Wir unterstützen die Energieversorgung unserer Unternehmen durch günstige erneuerbare Energien vor Ort, indem wir über das Regionale Energiewerk (REW) Windkraft und Photovoltaik ausbauen.

Wir verbessern den Austausch mit den Firmen vor Ort durch einen regelmäßigen Jour fixe mit der Bürgermeisterin und einer festen Kontaktperson in der Verwaltung. Der Einzelhandel und Veranstaltungen zugunsten der Stadt werden durch eine eigene Stadtmarketing-Fachkraft unterstützt. Wir vermarkten die Fairtrade-Zertifizierung der Stadt besser.

Wir richten den Blick auf neue Konzepte im Tourismus. Wie wollen einen nachhaltigen, sanften Tourismus, der sich über Flusskreuzfahrten und Tagesausflüge hinaus neue Zielgruppen erschließt, zum Beispiel Menschen, die naturverbunden Urlaub machen möchten.

Mehr Bürgerfreundlichkeit

Die Digitalisierung der Verwaltung hat für uns oberste Priorität: Niemand soll mehr für seinen Anwohnerparkausweis persönlich im Rathaus vorsprechen müssen. Wir wollen, dass die Miltenbergerinnen und Miltenberger ihre Amtsgeschäfte einfach von zuhause aus erledigen können.

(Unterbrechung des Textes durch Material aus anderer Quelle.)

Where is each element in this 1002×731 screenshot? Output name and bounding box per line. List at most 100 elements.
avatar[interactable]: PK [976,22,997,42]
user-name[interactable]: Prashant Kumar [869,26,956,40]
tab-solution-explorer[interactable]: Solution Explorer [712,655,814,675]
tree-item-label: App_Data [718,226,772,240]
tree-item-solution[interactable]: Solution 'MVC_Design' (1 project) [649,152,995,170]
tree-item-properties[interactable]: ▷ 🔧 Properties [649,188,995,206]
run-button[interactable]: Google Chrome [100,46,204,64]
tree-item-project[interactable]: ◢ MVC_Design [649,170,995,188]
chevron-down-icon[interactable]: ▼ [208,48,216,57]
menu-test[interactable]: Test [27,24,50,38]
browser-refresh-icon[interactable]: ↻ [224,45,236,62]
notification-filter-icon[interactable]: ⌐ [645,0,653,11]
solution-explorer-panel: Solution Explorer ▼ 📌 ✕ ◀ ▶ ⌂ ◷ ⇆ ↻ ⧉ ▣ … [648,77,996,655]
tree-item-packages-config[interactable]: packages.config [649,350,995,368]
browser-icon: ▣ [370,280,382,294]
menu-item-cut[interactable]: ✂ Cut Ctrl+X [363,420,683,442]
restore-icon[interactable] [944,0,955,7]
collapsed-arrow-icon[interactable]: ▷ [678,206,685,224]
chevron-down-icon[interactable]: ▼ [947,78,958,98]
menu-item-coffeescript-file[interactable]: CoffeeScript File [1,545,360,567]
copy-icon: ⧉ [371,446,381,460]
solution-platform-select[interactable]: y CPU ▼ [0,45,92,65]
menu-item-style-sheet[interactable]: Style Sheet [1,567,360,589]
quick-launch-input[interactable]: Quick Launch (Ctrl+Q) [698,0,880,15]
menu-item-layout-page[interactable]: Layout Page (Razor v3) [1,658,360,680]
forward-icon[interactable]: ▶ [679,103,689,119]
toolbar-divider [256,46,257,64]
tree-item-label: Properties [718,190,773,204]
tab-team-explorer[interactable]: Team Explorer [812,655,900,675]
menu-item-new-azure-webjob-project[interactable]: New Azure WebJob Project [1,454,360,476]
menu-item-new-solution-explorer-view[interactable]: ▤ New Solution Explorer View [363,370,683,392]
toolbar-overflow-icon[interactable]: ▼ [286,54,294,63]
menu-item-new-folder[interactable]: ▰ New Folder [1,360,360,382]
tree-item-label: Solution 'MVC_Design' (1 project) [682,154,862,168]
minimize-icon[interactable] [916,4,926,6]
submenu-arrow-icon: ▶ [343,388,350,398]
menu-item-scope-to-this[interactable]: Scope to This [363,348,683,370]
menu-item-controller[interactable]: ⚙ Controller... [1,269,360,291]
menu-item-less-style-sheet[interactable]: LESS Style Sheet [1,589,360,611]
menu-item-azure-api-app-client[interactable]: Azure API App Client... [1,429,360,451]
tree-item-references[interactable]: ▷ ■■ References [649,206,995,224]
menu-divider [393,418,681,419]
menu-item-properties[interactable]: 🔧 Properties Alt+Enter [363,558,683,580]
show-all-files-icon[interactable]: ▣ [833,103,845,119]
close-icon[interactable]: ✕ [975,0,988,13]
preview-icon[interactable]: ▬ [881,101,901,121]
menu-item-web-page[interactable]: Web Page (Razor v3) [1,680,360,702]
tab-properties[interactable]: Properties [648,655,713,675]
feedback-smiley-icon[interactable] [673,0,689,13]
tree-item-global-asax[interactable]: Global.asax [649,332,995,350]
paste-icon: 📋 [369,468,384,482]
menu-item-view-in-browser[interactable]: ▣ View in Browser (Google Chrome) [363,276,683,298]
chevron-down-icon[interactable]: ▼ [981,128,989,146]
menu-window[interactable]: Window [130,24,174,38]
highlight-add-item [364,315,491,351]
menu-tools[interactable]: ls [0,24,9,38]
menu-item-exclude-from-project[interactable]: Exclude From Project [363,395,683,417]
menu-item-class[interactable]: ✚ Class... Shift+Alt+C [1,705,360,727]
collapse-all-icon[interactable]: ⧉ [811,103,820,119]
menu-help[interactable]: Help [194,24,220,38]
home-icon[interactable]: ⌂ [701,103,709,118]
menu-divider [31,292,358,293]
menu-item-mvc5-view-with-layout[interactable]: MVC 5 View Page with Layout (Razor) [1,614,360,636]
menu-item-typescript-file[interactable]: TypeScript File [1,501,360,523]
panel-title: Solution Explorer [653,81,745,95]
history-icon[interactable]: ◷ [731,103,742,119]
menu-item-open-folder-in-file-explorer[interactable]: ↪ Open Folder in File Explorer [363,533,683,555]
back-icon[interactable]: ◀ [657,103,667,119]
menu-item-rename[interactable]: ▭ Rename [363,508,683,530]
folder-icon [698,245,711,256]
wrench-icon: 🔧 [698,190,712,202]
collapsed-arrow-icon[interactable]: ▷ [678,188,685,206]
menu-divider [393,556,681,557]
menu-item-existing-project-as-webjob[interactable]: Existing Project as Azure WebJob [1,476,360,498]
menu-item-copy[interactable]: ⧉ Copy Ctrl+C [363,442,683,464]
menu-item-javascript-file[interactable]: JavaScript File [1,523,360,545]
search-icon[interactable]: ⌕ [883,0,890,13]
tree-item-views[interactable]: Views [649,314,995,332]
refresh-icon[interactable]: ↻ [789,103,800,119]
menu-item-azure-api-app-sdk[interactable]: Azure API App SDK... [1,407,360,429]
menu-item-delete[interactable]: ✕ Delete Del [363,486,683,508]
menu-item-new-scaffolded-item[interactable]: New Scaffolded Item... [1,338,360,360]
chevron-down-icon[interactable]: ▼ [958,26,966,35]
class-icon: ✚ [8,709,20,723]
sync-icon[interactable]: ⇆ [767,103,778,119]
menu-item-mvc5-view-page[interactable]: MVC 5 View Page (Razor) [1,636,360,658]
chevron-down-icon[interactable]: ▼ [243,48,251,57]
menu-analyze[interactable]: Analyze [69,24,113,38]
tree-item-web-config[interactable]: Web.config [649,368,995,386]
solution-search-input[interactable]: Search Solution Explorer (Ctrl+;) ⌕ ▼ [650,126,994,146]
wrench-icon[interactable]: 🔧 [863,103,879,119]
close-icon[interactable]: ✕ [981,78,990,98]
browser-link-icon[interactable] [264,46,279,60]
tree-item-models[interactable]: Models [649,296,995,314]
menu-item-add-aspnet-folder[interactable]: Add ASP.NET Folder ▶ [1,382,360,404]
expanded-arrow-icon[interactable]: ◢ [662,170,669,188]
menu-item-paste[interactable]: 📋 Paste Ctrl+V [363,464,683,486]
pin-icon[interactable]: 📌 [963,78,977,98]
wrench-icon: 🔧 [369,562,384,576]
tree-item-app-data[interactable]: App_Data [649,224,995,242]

Geht dies nicht, soll ein Servicebüro im Rathaus die erste Anlaufstelle sein. Wir wollen vermeiden, dass Menschen hilfesuchend im Flur stehen. Eine feste Anlaufstelle verweist Besucher gleich ins richtige Büro und informiert die zuständige Person in der Verwaltung.

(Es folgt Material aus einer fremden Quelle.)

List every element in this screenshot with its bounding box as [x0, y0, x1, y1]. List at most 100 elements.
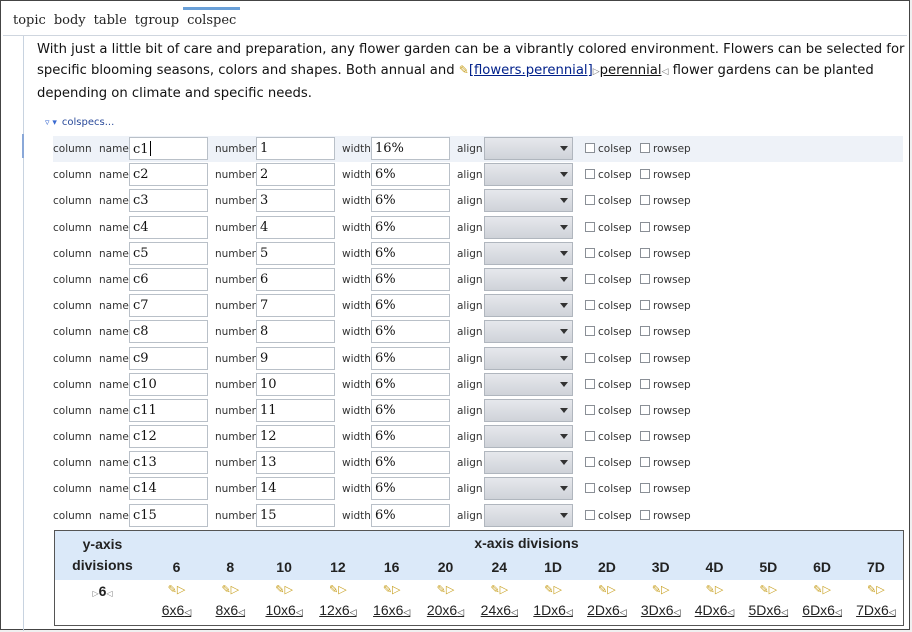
width-field[interactable]: 6% [371, 398, 450, 422]
grid-cell[interactable]: ✎▷ 3Dx6◁ [634, 583, 687, 618]
y-value-cell[interactable]: ▷6◁ [55, 583, 150, 599]
grid-cell[interactable]: ✎▷ 2Dx6◁ [580, 583, 633, 618]
rowsep-checkbox[interactable] [640, 143, 650, 153]
colsep-checkbox[interactable] [585, 483, 595, 494]
align-select[interactable] [484, 163, 573, 187]
width-field[interactable]: 6% [371, 372, 450, 396]
colspecs-header[interactable]: ▿ ▾ colspecs... [45, 117, 114, 128]
rowsep-checkbox[interactable] [640, 300, 650, 311]
rowsep-checkbox[interactable] [640, 404, 650, 415]
colsep-checkbox[interactable] [585, 457, 595, 468]
breadcrumb-table[interactable]: table [90, 7, 131, 35]
width-field[interactable]: 6% [371, 320, 450, 344]
number-field[interactable]: 14 [256, 477, 335, 501]
number-field[interactable]: 1 [256, 137, 335, 160]
colsep-checkbox[interactable] [585, 431, 595, 442]
width-field[interactable]: 6% [371, 346, 450, 370]
paragraph[interactable]: With just a little bit of care and prepa… [37, 39, 907, 104]
grid-cell[interactable]: ✎▷ 6x6◁ [150, 583, 203, 618]
number-field[interactable]: 2 [256, 163, 335, 187]
rowsep-checkbox[interactable] [640, 221, 650, 232]
grid-cell[interactable]: ✎▷ 24x6◁ [473, 583, 526, 618]
grid-cell[interactable]: ✎▷ 12x6◁ [311, 583, 364, 618]
number-field[interactable]: 12 [256, 425, 335, 449]
breadcrumb-body[interactable]: body [50, 7, 90, 35]
align-select[interactable] [484, 267, 573, 291]
number-field[interactable]: 8 [256, 320, 335, 344]
name-field[interactable]: c9 [129, 346, 208, 370]
number-field[interactable]: 6 [256, 267, 335, 291]
align-select[interactable] [484, 372, 573, 396]
grid-cell[interactable]: ✎▷ 4Dx6◁ [688, 583, 741, 618]
align-select[interactable] [484, 320, 573, 344]
grid-cell[interactable]: ✎▷ 7Dx6◁ [849, 583, 902, 618]
align-select[interactable] [484, 189, 573, 213]
width-field[interactable]: 6% [371, 503, 450, 527]
rowsep-checkbox[interactable] [640, 247, 650, 258]
grid-cell[interactable]: ✎▷ 8x6◁ [204, 583, 257, 618]
colsep-checkbox[interactable] [585, 404, 595, 415]
colsep-checkbox[interactable] [585, 195, 595, 206]
align-select[interactable] [484, 241, 573, 265]
rowsep-checkbox[interactable] [640, 457, 650, 468]
name-field[interactable]: c3 [129, 189, 208, 213]
grid-cell[interactable]: ✎▷ 1Dx6◁ [527, 583, 580, 618]
collapse-twisty-icon[interactable]: ▿ ▾ [45, 118, 57, 128]
name-field[interactable]: c1 [129, 137, 208, 160]
number-field[interactable]: 13 [256, 451, 335, 475]
colsep-checkbox[interactable] [585, 509, 595, 520]
name-field[interactable]: c12 [129, 425, 208, 449]
grid-cell[interactable]: ✎▷ 20x6◁ [419, 583, 472, 618]
number-field[interactable]: 4 [256, 215, 335, 239]
number-field[interactable]: 9 [256, 346, 335, 370]
colsep-checkbox[interactable] [585, 221, 595, 232]
rowsep-checkbox[interactable] [640, 483, 650, 494]
grid-cell[interactable]: ✎▷ 5Dx6◁ [742, 583, 795, 618]
term[interactable]: perennial [600, 63, 662, 78]
colsep-checkbox[interactable] [585, 169, 595, 180]
name-field[interactable]: c7 [129, 294, 208, 318]
breadcrumb-topic[interactable]: topic [9, 7, 50, 35]
name-field[interactable]: c8 [129, 320, 208, 344]
number-field[interactable]: 15 [256, 503, 335, 527]
number-field[interactable]: 3 [256, 189, 335, 213]
rowsep-checkbox[interactable] [640, 431, 650, 442]
width-field[interactable]: 6% [371, 451, 450, 475]
colsep-checkbox[interactable] [585, 326, 595, 337]
name-field[interactable]: c11 [129, 398, 208, 422]
breadcrumb-colspec[interactable]: colspec [183, 7, 241, 35]
align-select[interactable] [484, 477, 573, 501]
rowsep-checkbox[interactable] [640, 326, 650, 337]
colsep-checkbox[interactable] [585, 300, 595, 311]
number-field[interactable]: 5 [256, 241, 335, 265]
width-field[interactable]: 6% [371, 477, 450, 501]
name-field[interactable]: c15 [129, 503, 208, 527]
width-field[interactable]: 6% [371, 294, 450, 318]
width-field[interactable]: 6% [371, 267, 450, 291]
number-field[interactable]: 7 [256, 294, 335, 318]
rowsep-checkbox[interactable] [640, 273, 650, 284]
rowsep-checkbox[interactable] [640, 169, 650, 180]
name-field[interactable]: c6 [129, 267, 208, 291]
grid-cell[interactable]: ✎▷ 6Dx6◁ [796, 583, 849, 618]
number-field[interactable]: 11 [256, 398, 335, 422]
align-select[interactable] [484, 346, 573, 370]
name-field[interactable]: c4 [129, 215, 208, 239]
colsep-checkbox[interactable] [585, 378, 595, 389]
width-field[interactable]: 6% [371, 241, 450, 265]
rowsep-checkbox[interactable] [640, 378, 650, 389]
align-select[interactable] [484, 215, 573, 239]
name-field[interactable]: c5 [129, 241, 208, 265]
width-field[interactable]: 16% [371, 137, 450, 160]
grid-cell[interactable]: ✎▷ 10x6◁ [258, 583, 311, 618]
name-field[interactable]: c13 [129, 451, 208, 475]
width-field[interactable]: 6% [371, 163, 450, 187]
align-select[interactable] [484, 425, 573, 449]
breadcrumb-tgroup[interactable]: tgroup [131, 7, 183, 35]
number-field[interactable]: 10 [256, 372, 335, 396]
align-select[interactable] [484, 451, 573, 475]
rowsep-checkbox[interactable] [640, 352, 650, 363]
align-select[interactable] [484, 294, 573, 318]
colsep-checkbox[interactable] [585, 273, 595, 284]
name-field[interactable]: c2 [129, 163, 208, 187]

In jeder Sitzung des Stadtrats soll es eine Bürgerfragestunde geben. Sie erhält einen festen Platz auf der Tagesordnung. Wir verbessern die Öffentlichkeitsarbeit der Stadt und erklären Entscheidungen des Stadtrats für alle verständlich. Das „Schnatterloch“ machen wir zu seinem echten Amtsblatt, das an alle Haushalte in Miltenberg verteilt wird, nicht nur an die, die Werbung dulden. Wir stärken die Mitwirkungsmöglichkeiten Menschen in Miltenberg.

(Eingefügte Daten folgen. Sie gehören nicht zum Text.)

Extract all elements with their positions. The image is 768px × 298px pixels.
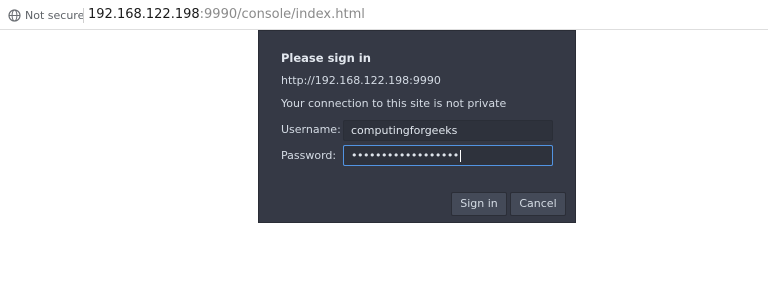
sign-in-dialog: Please sign in http://192.168.122.198:99… [258,30,576,223]
username-value: computingforgeeks [351,124,458,137]
username-field[interactable]: computingforgeeks [343,120,553,141]
password-value: •••••••••••••••••• [351,149,459,162]
password-label: Password: [281,149,337,162]
globe-icon [8,9,21,22]
url-host: 192.168.122.198 [88,7,200,22]
address-divider [83,8,84,23]
username-label: Username: [281,123,341,136]
security-indicator[interactable]: Not secure [8,8,84,23]
browser-page: Not secure 192.168.122.198:9990/console/… [0,0,768,298]
not-secure-label: Not secure [25,9,85,22]
url-path: :9990/console/index.html [199,7,365,22]
sign-in-button[interactable]: Sign in [451,192,507,216]
dialog-title: Please sign in [281,51,371,65]
dialog-warning: Your connection to this site is not priv… [281,97,507,110]
cancel-button[interactable]: Cancel [510,192,566,216]
url-text[interactable]: 192.168.122.198:9990/console/index.html [88,6,365,24]
address-bar[interactable]: Not secure 192.168.122.198:9990/console/… [0,0,768,30]
dialog-origin: http://192.168.122.198:9990 [281,74,441,87]
password-field[interactable]: •••••••••••••••••• [343,145,553,166]
text-caret [459,150,461,162]
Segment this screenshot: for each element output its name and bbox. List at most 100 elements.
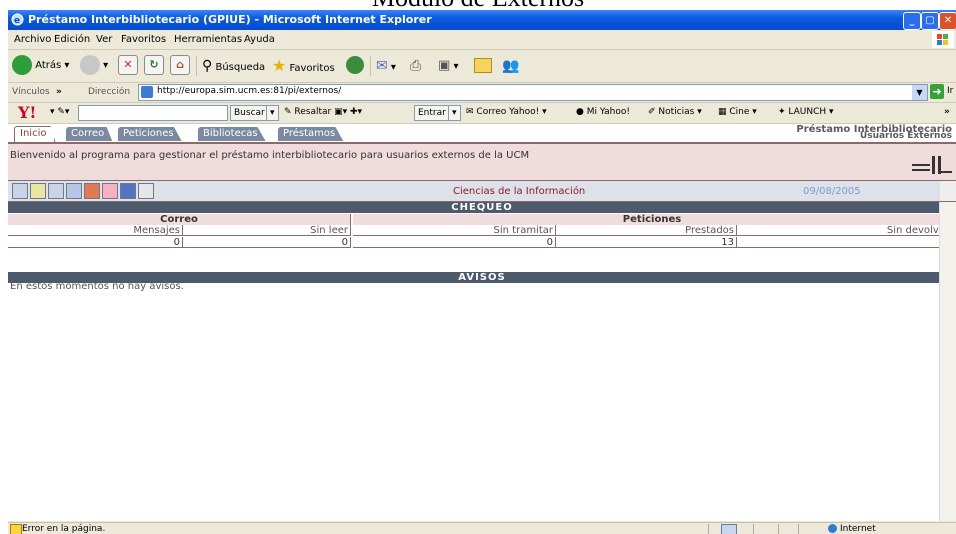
yahoo-edit-icon[interactable]: ▾ ✎▾ bbox=[50, 107, 69, 117]
yahoo-toolbar: Y! ▾ ✎▾ Buscar ▾ ✎ Resaltar ▣▾ ✚▾ Entrar… bbox=[8, 103, 956, 124]
cinema-link[interactable]: ▦ Cine ▾ bbox=[718, 107, 757, 117]
refresh-button[interactable]: ↻ bbox=[144, 55, 164, 77]
vertical-scrollbar[interactable] bbox=[939, 202, 956, 521]
tab-bibliotecas[interactable]: Bibliotecas bbox=[198, 127, 266, 141]
yahoo-more-chevron[interactable]: » bbox=[944, 107, 950, 117]
menu-archivo[interactable]: Archivo bbox=[14, 34, 51, 45]
search-icon: ⚲ bbox=[202, 58, 213, 74]
address-url: http://europa.sim.ucm.es:81/pi/externos/ bbox=[157, 86, 342, 96]
col-sin-devolver: Sin devolver bbox=[737, 225, 952, 236]
welcome-banner: Bienvenido al programa para gestionar el… bbox=[8, 144, 956, 181]
browser-window: e Préstamo Interbibliotecario (GPIUE) - … bbox=[8, 10, 956, 534]
discuss-button[interactable] bbox=[474, 55, 492, 77]
menu-ayuda[interactable]: Ayuda bbox=[244, 34, 275, 45]
back-nav-icon[interactable] bbox=[120, 183, 136, 199]
forward-button[interactable]: ▾ bbox=[80, 55, 108, 77]
address-input[interactable]: http://europa.sim.ucm.es:81/pi/externos/… bbox=[138, 84, 928, 101]
menu-ver[interactable]: Ver bbox=[96, 34, 112, 45]
favorites-button[interactable]: ★ Favoritos bbox=[272, 55, 335, 77]
go-arrow-icon[interactable]: ➜ bbox=[930, 84, 944, 99]
go-button[interactable]: Ir bbox=[947, 86, 953, 96]
stop-button[interactable]: ✕ bbox=[118, 55, 138, 77]
close-button[interactable]: ✕ bbox=[939, 12, 956, 30]
home-icon: ⌂ bbox=[170, 55, 190, 75]
status-message: Error en la página. bbox=[22, 524, 106, 534]
edit-icon: ▣ bbox=[438, 58, 451, 73]
folder-open-icon[interactable] bbox=[30, 183, 46, 199]
print-button[interactable]: ⎙ bbox=[410, 55, 421, 77]
control-bar: Ciencias de la Información 09/08/2005 bbox=[8, 181, 956, 202]
yahoo-logo[interactable]: Y! bbox=[18, 103, 36, 122]
highlight-button[interactable]: ✎ Resaltar ▣▾ ✚▾ bbox=[284, 107, 362, 117]
mail-compose-icon[interactable] bbox=[48, 183, 64, 199]
info-icon[interactable] bbox=[102, 183, 118, 199]
favorites-label: Favoritos bbox=[289, 63, 335, 74]
yahoo-search-input[interactable] bbox=[78, 105, 228, 121]
back-button[interactable]: Atrás ▾ bbox=[12, 55, 69, 77]
news-label: Noticias bbox=[658, 107, 695, 117]
address-dropdown[interactable]: ▼ bbox=[912, 85, 927, 100]
address-bar: Vínculos » Dirección http://europa.sim.u… bbox=[8, 83, 956, 103]
minimize-button[interactable]: _ bbox=[903, 12, 921, 30]
scrollbar-top[interactable] bbox=[940, 181, 956, 201]
warning-icon[interactable] bbox=[10, 524, 22, 534]
windows-logo-icon bbox=[932, 31, 954, 48]
yahoo-search-button[interactable]: Buscar bbox=[230, 105, 269, 121]
slide-title: Módulo de Externos bbox=[0, 0, 956, 10]
menu-herramientas[interactable]: Herramientas bbox=[174, 34, 242, 45]
print-icon: ⎙ bbox=[410, 58, 422, 74]
back-label: Atrás bbox=[35, 60, 62, 71]
search-button[interactable]: ⚲ Búsqueda bbox=[202, 55, 265, 77]
page-content: Inicio Correo Peticiones Bibliotecas Pré… bbox=[8, 124, 956, 521]
internet-zone-icon bbox=[828, 524, 837, 533]
history-button[interactable] bbox=[346, 55, 364, 77]
tab-correo[interactable]: Correo bbox=[66, 127, 113, 141]
title-bar: e Préstamo Interbibliotecario (GPIUE) - … bbox=[8, 10, 956, 30]
menu-bar: Archivo Edición Ver Favoritos Herramient… bbox=[8, 30, 956, 50]
yahoo-search-dropdown[interactable]: ▾ bbox=[266, 105, 279, 121]
my-yahoo-link[interactable]: ● Mi Yahoo! bbox=[576, 107, 630, 117]
group-correo: Correo bbox=[8, 214, 351, 225]
back-arrow-icon bbox=[12, 55, 32, 75]
edit-button[interactable]: ▣ ▾ bbox=[438, 55, 459, 77]
enter-button[interactable]: Entrar bbox=[414, 105, 450, 121]
home-page-icon[interactable] bbox=[12, 183, 28, 199]
svg-text:e: e bbox=[14, 16, 20, 26]
window-title: Préstamo Interbibliotecario (GPIUE) - Mi… bbox=[28, 13, 432, 26]
links-chevron[interactable]: » bbox=[56, 87, 62, 97]
col-sin-tramitar: Sin tramitar bbox=[353, 225, 556, 236]
help-icon[interactable] bbox=[138, 183, 154, 199]
messenger-button[interactable]: 👥 bbox=[502, 55, 519, 77]
highlight-label: Resaltar bbox=[294, 107, 332, 117]
statistics-icon[interactable] bbox=[66, 183, 82, 199]
value-sin-tramitar: 0 bbox=[353, 237, 556, 248]
links-label[interactable]: Vínculos bbox=[12, 87, 50, 97]
menu-favoritos[interactable]: Favoritos bbox=[121, 34, 166, 45]
app-subtitle: Usuarios Externos bbox=[859, 131, 952, 141]
group-peticiones: Peticiones bbox=[353, 214, 952, 225]
internet-explorer-icon: e bbox=[11, 13, 24, 26]
menu-edicion[interactable]: Edición bbox=[54, 34, 90, 45]
launch-link[interactable]: ✦ LAUNCH ▾ bbox=[778, 107, 834, 117]
col-mensajes: Mensajes bbox=[8, 225, 183, 236]
cinema-label: Cine bbox=[729, 107, 750, 117]
home-button[interactable]: ⌂ bbox=[170, 55, 190, 77]
avisos-message: En estos momentos no hay avisos. bbox=[10, 281, 184, 292]
messenger-icon: 👥 bbox=[502, 58, 520, 74]
standard-toolbar: Atrás ▾ ▾ ✕ ↻ ⌂ ⚲ Búsqueda ★ Favoritos ✉… bbox=[8, 50, 956, 83]
tab-peticiones[interactable]: Peticiones bbox=[118, 127, 182, 141]
enter-dropdown[interactable]: ▾ bbox=[448, 105, 461, 121]
value-sin-leer: 0 bbox=[183, 237, 351, 248]
mail-button[interactable]: ✉ ▾ bbox=[376, 55, 396, 77]
launch-label: LAUNCH bbox=[788, 107, 827, 117]
maximize-button[interactable]: ▢ bbox=[921, 12, 939, 30]
col-sin-leer: Sin leer bbox=[183, 225, 351, 236]
value-mensajes: 0 bbox=[8, 237, 183, 248]
transfer-icon[interactable] bbox=[84, 183, 100, 199]
tab-prestamos[interactable]: Préstamos bbox=[278, 127, 344, 141]
stop-icon: ✕ bbox=[118, 55, 138, 75]
news-link[interactable]: ✐ Noticias ▾ bbox=[648, 107, 702, 117]
app-tabs: Inicio Correo Peticiones Bibliotecas Pré… bbox=[8, 124, 956, 144]
yahoo-mail-link[interactable]: ✉ Correo Yahoo! ▾ bbox=[466, 107, 547, 117]
tab-inicio[interactable]: Inicio bbox=[14, 126, 56, 142]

Die Einbindung der Ortsteile in Miltenberg liegt uns sehr am Herzen. Die Kommunalpolitik ist meist stark auf die Stadt fokussiert, vernachlässigt dabei aber die Ortsteile und ihre individuellen Bedürfnisse. Das werden wir ändern: Wir setzen uns ein für regelmäßige feste Sprechstunden der Verwaltung in den Ortsteilen, bei denen auch Verwaltungsgeschäfte erledigt werden können. Diese Sprechstunden sollen Teil des Konzepts „Rathaus vor Ort“ sein, in dem die Verwaltung über die üblichen Bürgerversammlungen hinaus eine Anlaufstelle in den Ortsteilen bietet. Sofern geeignete Räume vorhanden sind, tagt der Stadtrat einmal pro Wahlperiode in jedem Ortsteil. Über diese und andere Initiativen stärken wir die Mitwirkungsmöglichkeiten der Bürgerinnen und Bürger.